Solo unos pocos habían escalado el Olimpo y seguían vivos para contarlo. Aquel enigmático monte estaba rodeado de murallas inexpugnables y farallones inaccesibles. Él estaba dispuesto a afrontar aquel reto por un solo motivo: satisfacer su curiosidad. Necesitaba saber que podía hacer lo que quisiera.
Se lo debía a ella; siempre creyó en él, aun cuando él estuvo al borde de la muerte por una dolencia cardíaca. Aun así, ella seguía creyendo que por sus venas corría una sangre noble que no se rendía nunca, ni ante las peores adversidades.
Por eso le dijo: «Si eres capaz de escalar el monte Olimpo, me casaré contigo».».
Eso no se lo esperaba, pero aceptó. La quería mucho más que a su salud y a su vida; ella había sido su faro en la oscuridad.

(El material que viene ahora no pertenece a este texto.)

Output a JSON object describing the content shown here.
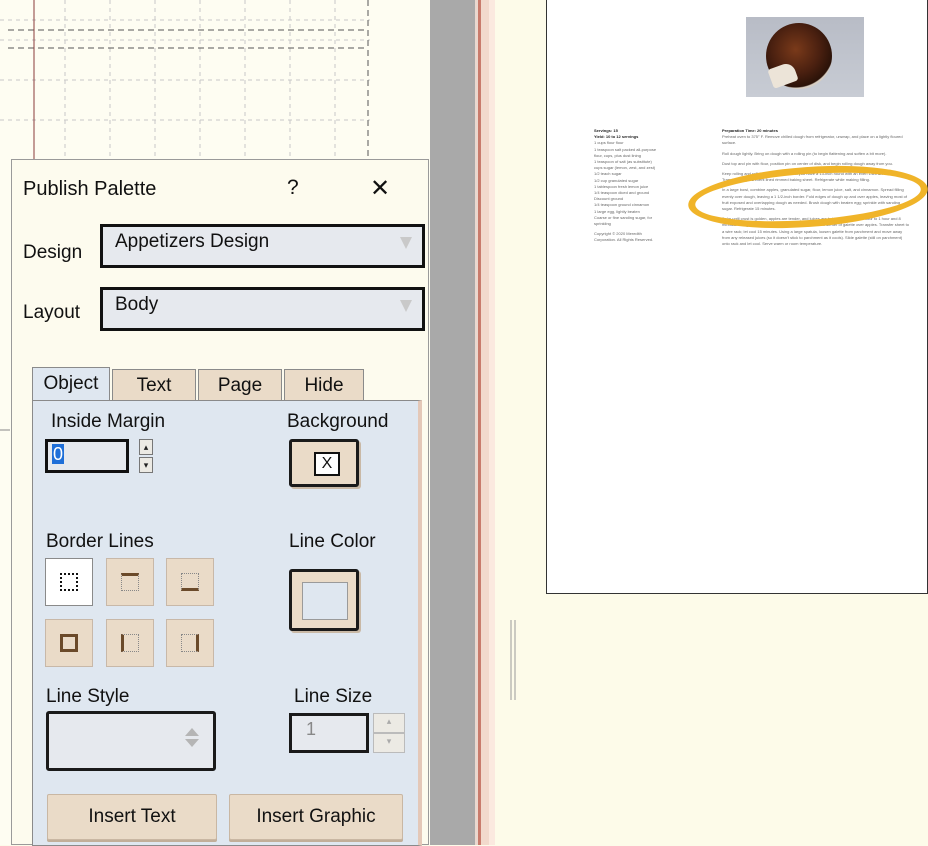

Le debía la confianza ciega en él y le demostraría que era digno de ser su marido.
En el campo base, echó un vistazo a los inmensos farallones que circundaban las enormes murallas que precedían al glorioso monte Olimpo. Estudió rutas alternativas, pero ninguna le satisfizo. A la mañana siguiente, se encaminó con todos los aperos necesarios para comenzar la escalada.
El primer asalto le llevó dos días; había sorteado aquel inmenso farallón y descansó un día antes de continuar con la inexpugnable muralla. Se tomó su tiempo para localizar cómo escalar aquella impresionante muralla. Había llevado su ballesta con sistema de anclaje; hizo un lanzamiento certero. Cuando el anclaje se abrió, tiró de la cuerda y vio que aguantaba. Comenzó el ascenso en rappel y llegó a la cima de la muralla en seis horas. Descansó dos días y, al tercer día, se dispuso a escalar el celebérrimo monte Olimpo.
Su ascenso fue duro y arduo; con cada movimiento notaba que le faltaba el aliento, pero no utilizó las bombonas de oxígeno que llevaba. Tenía que hacerlo sin ayuda. Por fin, tenía la cima a la vista desde el promontorio de Efialtas. La cumbre estaba al alcance de su mano. Una vez en la cúspide, pudo disfrutar de unas magníficas vistas. La cima era llana, con templos donde, según leyendas, habitaban los dioses; era una meseta de 50 kilómetros por algo más de 75 kilómetros.
Lo había logrado y era hora de demostrarlo. Hizo una videollamada a su futura esposa, que no daba crédito al portento con el que deseaba casarse. Tardaré una semana en volver, pero ten por seguro que estaré contigo en muy poco tiempo.
A su regreso, ella no pudo menos que mimarlo y agasajarlo con una noche de amor y celebración antes de los esponsales.